25 Haziran 2017 tarihli Rupen Kevorkyants gökyüzüne çıktı film çekmeye… başlıklı yazımızda, önce arkadaşım sonra da hocam olmuş, Ermenistan’lı belgesel yönetmeni Sayın Rupen Kevorkyants’ın ölüm haberini paylaşmış, anlatmaya çalışmıştık…
İlk karşılaşmamızda yani 1982’de kendisini nasıl nahif, romantik hayata heyecan ama bir o kadar da tutkulu bir inançla bakan duruşumla, ör: Sovyetler Birliği’nde ulusal sorunların halledildiğine ve Türkiye sol’una olan inancımla, kendisini nasıl şaşırttığımı anlatmıştım…
Kendisinin de, Mıkhitar Sbarabed adlı, Ermeni tarihinden bir komutan hakkında çevrilmiş bir film için; Sovyet Ermenistan’ı ve Sovyet Azerbaycan’ın nasıl karıştığını, hakem olarak Moskova’nın meseleye dâhil olduğunu, anlatmasıyla da beni şaşırttığını da…
***
Sonunda, aradan geçen 35 yıl sonra aynı kendisinin bana (…) Dinle, biliyorsun seni uzaktan izliyorum… Eninde sonunda, bakma bana, ben de bal gibi biliyorum, böyle kopuklukla olmaz, en azından her aklı başında Ermeni, kendi mesleğindeki aklı başındaki Türklerle ilişkiye girmeli, bunun başka yolu yok dediğini de aktarmıştım…
Dile kolay usta olmak kolay değildi…
Usta olmak için yıllar ama boşuna geçen değil, dolu-dolu tecrübelerle olan türden, yılların geçmesi gerekiyordu…
Seyahatler, tanışmalar gerekiyordu…
Yeni dostluklar, fikir teatileri…
Kısaca, turizm kampanyaları için yaratılmış bir slogan boşuna değil, halklar-kültürler arası ilişkiyi tercüme ediyordu aslında…
Dünya çapına yaşayan tek (diğeri Mardin doğumlu rahmetli Yusuf Karş) Türkiyeli Ermeni fotoğrafçı, Ara Güler üzerine belgesel film yapmak için özel ekip yollamıştı İstanbul’a…
Bu Der Saadet ya da Kostantiniyye adlı şehrin havasını solumak için yine yönetmen olan kardeşi Georgiya ile ve nihayet bir başka sefer Türkiyeli meslektaşlarıyla tanışmak üzere gelmişti bu şehre…

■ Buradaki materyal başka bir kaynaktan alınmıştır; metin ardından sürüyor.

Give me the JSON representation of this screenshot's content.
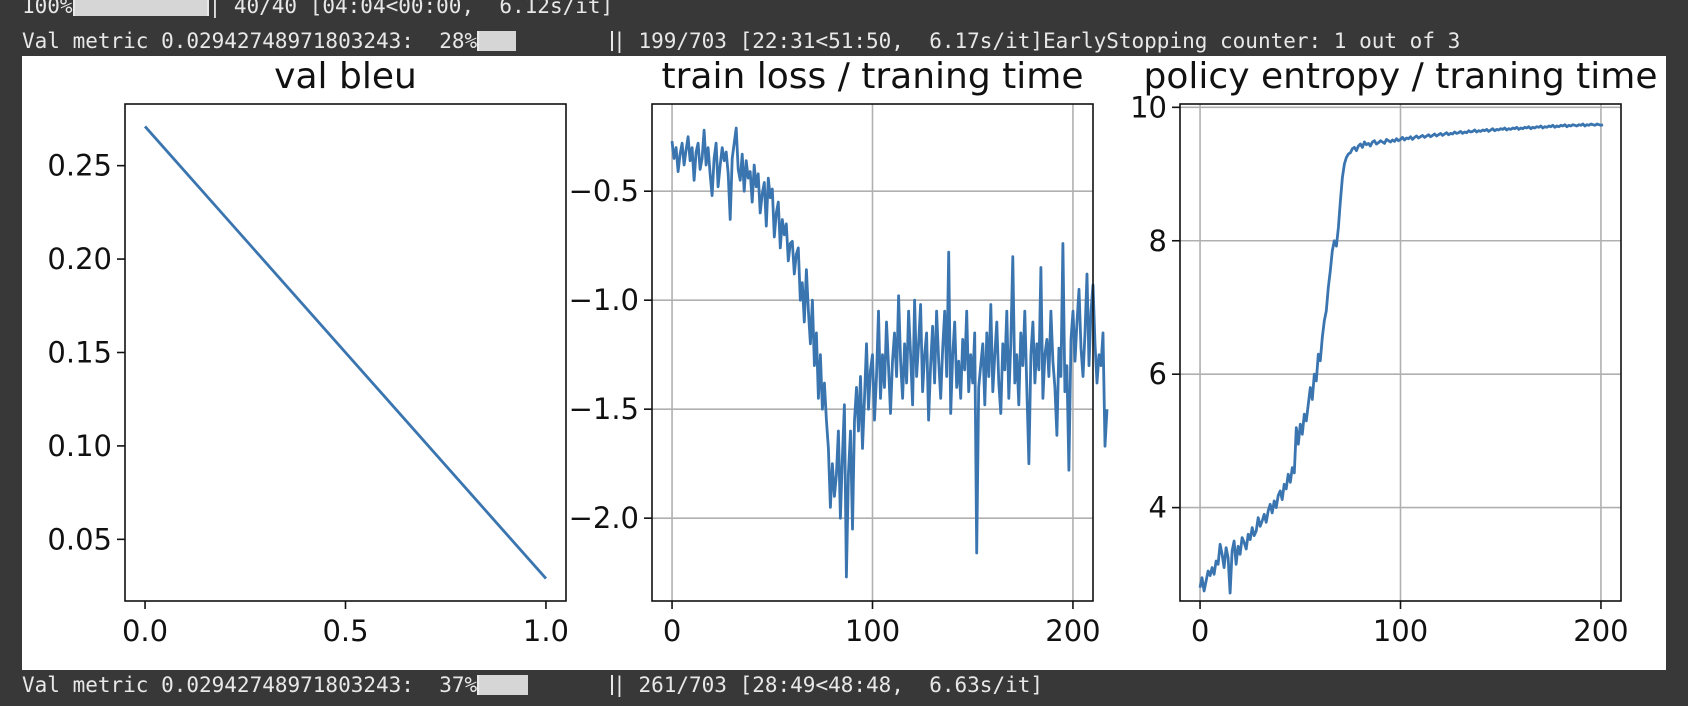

Maalesef o zamanlar değil şehirde, Türkiye’de bile değildim… Bana özel telefon açmış hani bir tür geçmiş konuşmaları hatırlatırcasına gittim, gördüm, soludum senin İstanbul’unu, sürekli seni hatırlıyordum, seni anladım diyordu gülerek…
Ne ilginç benzeri sözleri, büyük usta Sergey Paracanov da söylemişti, İstanbul dönüşü; geçmişte sürekli İstanbul’u övüp anlattığım için benimle dalga geçtiğini sanki hatırlayıp, şimdi bana hak verdiğini ima ederek…
Belgeselci Enis Rıza Sakızlı ile tutturmuştu frekanslarını, buna Kevorkyants’ın bizzat şaşırdığını da belli ederek…
Bu halk diplomasisi serüvenimde, önce pratik tecrübe ediniyor; sonra kuramını yaratıyordum; işte bunu yaparken çıkarsamalarımdan biri de buydu: sevmek tanımakla başlardı!
Yalnız Türkiye’de bayram olması münasebetiyle, birçok yerin kapalı olması, yönetmenleri bulmak ve birbirleriyle irtibata geçmeleri, İstanbul’daki Ermenistan’ın tek resmi temsilciliği olan, Karadeniz Ülkeleri Ekonomik İşbirliği Teşkilatı nezdinde, Ermenistan Daimi Temsilciliği de haliyle kapalıydı…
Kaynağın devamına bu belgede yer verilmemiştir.